Mining threatens Swan river, Punjab’s Sarus crane habitat

Nangal (Punjab):  The channelisation of the seasonal Swan river in areas bordering Punjab and Himachal Pradesh has helped in reclaiming thousands of acres of agricultural land, but is also threatening the local Sarus cranes with extinction. Sarus is the tallest flying bird in the world, that was once on the rise in the area.

Wildlife experts told IANS after its regular sightings in Punjab’s Nangal marshy areas almost a decade and a half ago, its sighting now is rare as most of them either vanished with the gobbling up of ponds and increased illegal mining or they migrated to other areas.

The Sarus crane attains a height of up to 6 feet, with a wingspan of 8 feet. It is the tallest of all the 15 species of cranes in the world. Its habitat is shallow wetlands, marshes, ponds and fields.

“The destruction of ponds and marshy land on the banks of the Swan has destroyed the natural habitat of many wildlife species, including the Sarus crane,” wildlife photographer Prabhat Bhatti told IANS on Saturday.

He said the banks of the Swan that fall in Himachal’s Una district and Punjab’s Ropar district were once the breeding ground for the Sarus cranes.

As per an estimation by Bhatti, who is based in Nangal town, some 100 km from Chandigarh at the foothills of the Shivaliks in Ropar district, 18 Sarus cranes were spotted in the area by the state wildlife wing 15 years ago.

“In the latest survey, only a pair of Sarus cranes was spotted,” said Bhatti, who believes their habitat has been destroyed mainly due to the channelisation of the rivulet and increased construction and mining activity.

He has been monitoring over 18 Sarus cranes since 2005 in the marshy areas of Swan. He photographed 14 Sarus cranes at one place in 2008.

The Red Data Book — a compendium of species facing extinction — has put the Sarus in the “vulnerable” category.

Earlier, the wildlife wing had sighted the Sarus in the Sahaila Pattan area of Gurdaspur district too. As per wildlife experts, their sighting has declined notably.

The Swan, earlier known as a river of sorrow, with a catchment of 1,400 sq km is 85 km long of which 65 km fall in the hill state and the remaining in Punjab.

The river channelisation project, started in 2000, aims to regenerate forests, protect farmlands from flooding and reduce soil erosion mainly in Una district, bordering Punjab. The total length of embankments is around 387.6 km and the total area to be reclaimed is 7,164 hectares for irrigation purposes.

Responding to the decline of marshy areas with the river channelisation, a wildlife expert told IANS the wetland ecosystems are very dynamic and require a lot of “intervention”, which protected wetlands do not receive due to lack of information and a stringent law that was not made with the wetlands in mind.

“Also, there are no trained forest department staff specializing in wetlands conservation and management,” he added.

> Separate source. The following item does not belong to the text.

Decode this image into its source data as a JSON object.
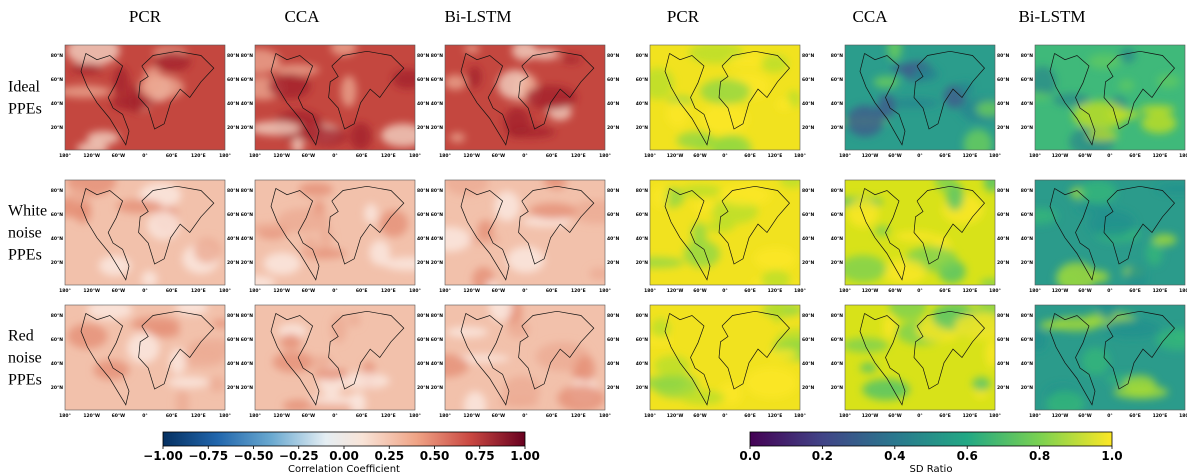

Explaining the behaviour and habitat of the Sarus crane, K.S. Gopi Sundar, the global Co-chair of the IUCN Stork, Ibis and Spoonbill Specialist Group, told IANS in an interview that the Sarus cranes live as flocks and need large shallow wetlands to roost in the night and for feeding.

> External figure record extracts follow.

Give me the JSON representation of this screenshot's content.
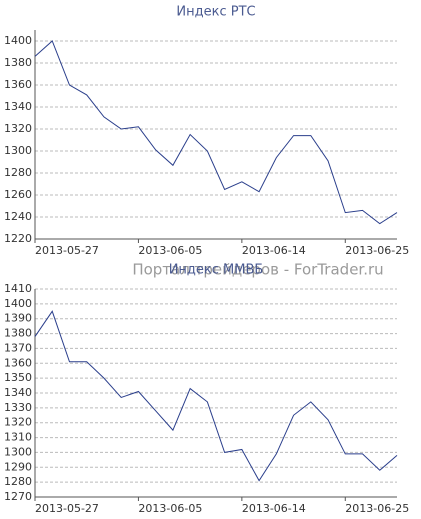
{
  "watermark": "Портал трейдеров - ForTrader.ru",
  "chart_data": [
    {
      "type": "line",
      "title": "Индекс РТС",
      "categories": [
        "2013-05-27",
        null,
        null,
        null,
        null,
        null,
        "2013-06-05",
        null,
        null,
        null,
        null,
        null,
        "2013-06-14",
        null,
        null,
        null,
        null,
        null,
        "2013-06-25",
        null,
        null,
        null
      ],
      "series": [
        {
          "name": "РТС",
          "color": "#2b3f8c",
          "values": [
            1386,
            1400,
            1360,
            1351,
            1331,
            1320,
            1322,
            1301,
            1287,
            1315,
            1300,
            1265,
            1272,
            1263,
            1294,
            1314,
            1314,
            1291,
            1244,
            1246,
            1234,
            1244
          ]
        }
      ],
      "ylim": [
        1220,
        1410
      ],
      "yticks": [
        1220,
        1240,
        1260,
        1280,
        1300,
        1320,
        1340,
        1360,
        1380,
        1400
      ],
      "grid": true
    },
    {
      "type": "line",
      "title": "Индекс ММВБ",
      "categories": [
        "2013-05-27",
        null,
        null,
        null,
        null,
        null,
        "2013-06-05",
        null,
        null,
        null,
        null,
        null,
        "2013-06-14",
        null,
        null,
        null,
        null,
        null,
        "2013-06-25",
        null,
        null,
        null
      ],
      "series": [
        {
          "name": "ММВБ",
          "color": "#2b3f8c",
          "values": [
            1378,
            1395,
            1361,
            1361,
            1350,
            1337,
            1341,
            1328,
            1315,
            1343,
            1334,
            1300,
            1302,
            1281,
            1299,
            1325,
            1334,
            1322,
            1299,
            1299,
            1288,
            1298
          ]
        }
      ],
      "ylim": [
        1270,
        1410
      ],
      "yticks": [
        1270,
        1280,
        1290,
        1300,
        1310,
        1320,
        1330,
        1340,
        1350,
        1360,
        1370,
        1380,
        1390,
        1400,
        1410
      ],
      "grid": true
    }
  ]
}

“When flooded areas, beside canals and rivers, are reduced, the non-breeding flocks (that can be up to 60 per cent of the local Sarus population) are displaced permanently.”

The non-breeding flocks are young cranes that either do not yet have a partner, or recently paired cranes still looking for a territory.

The channelisation of the rivers is a bad scenario for the long lived species since it “loses safe roost sites and flies into areas that it is unfamiliar with”.

According to Gopi, the author of the Sarus crane chapter in the global Crane Action Plan, many non-breeding Sarus that are displaced like this (Swan channelisation) fall prey to electricity lines that they are unfamiliar with in areas new to them.

Such disappearance of wetlands also reduces territory quality of the breeding pairs leading to reduced reproduction. “The effects are multiplicative and such conversion of wetlands is one of the primary reasons why Sarus are declining,” added the expert on cranes.

In places like Uttar Pradesh where irrigation canals and the monsoon help provide water throughout the year, the breeding Sarus cranes maintain territories throughout the year.

In other areas like Rajasthan and some parts of Gujarat, where water dries up during the severely hot summers, territorial pairs are forced to join other cranes in the few existing water bodies on the landscape.

Sundar believes that retaining traditional farming and helping farmers raise suitable crops is the key to conservation of species like Sarus cranes that largely live on farmlands.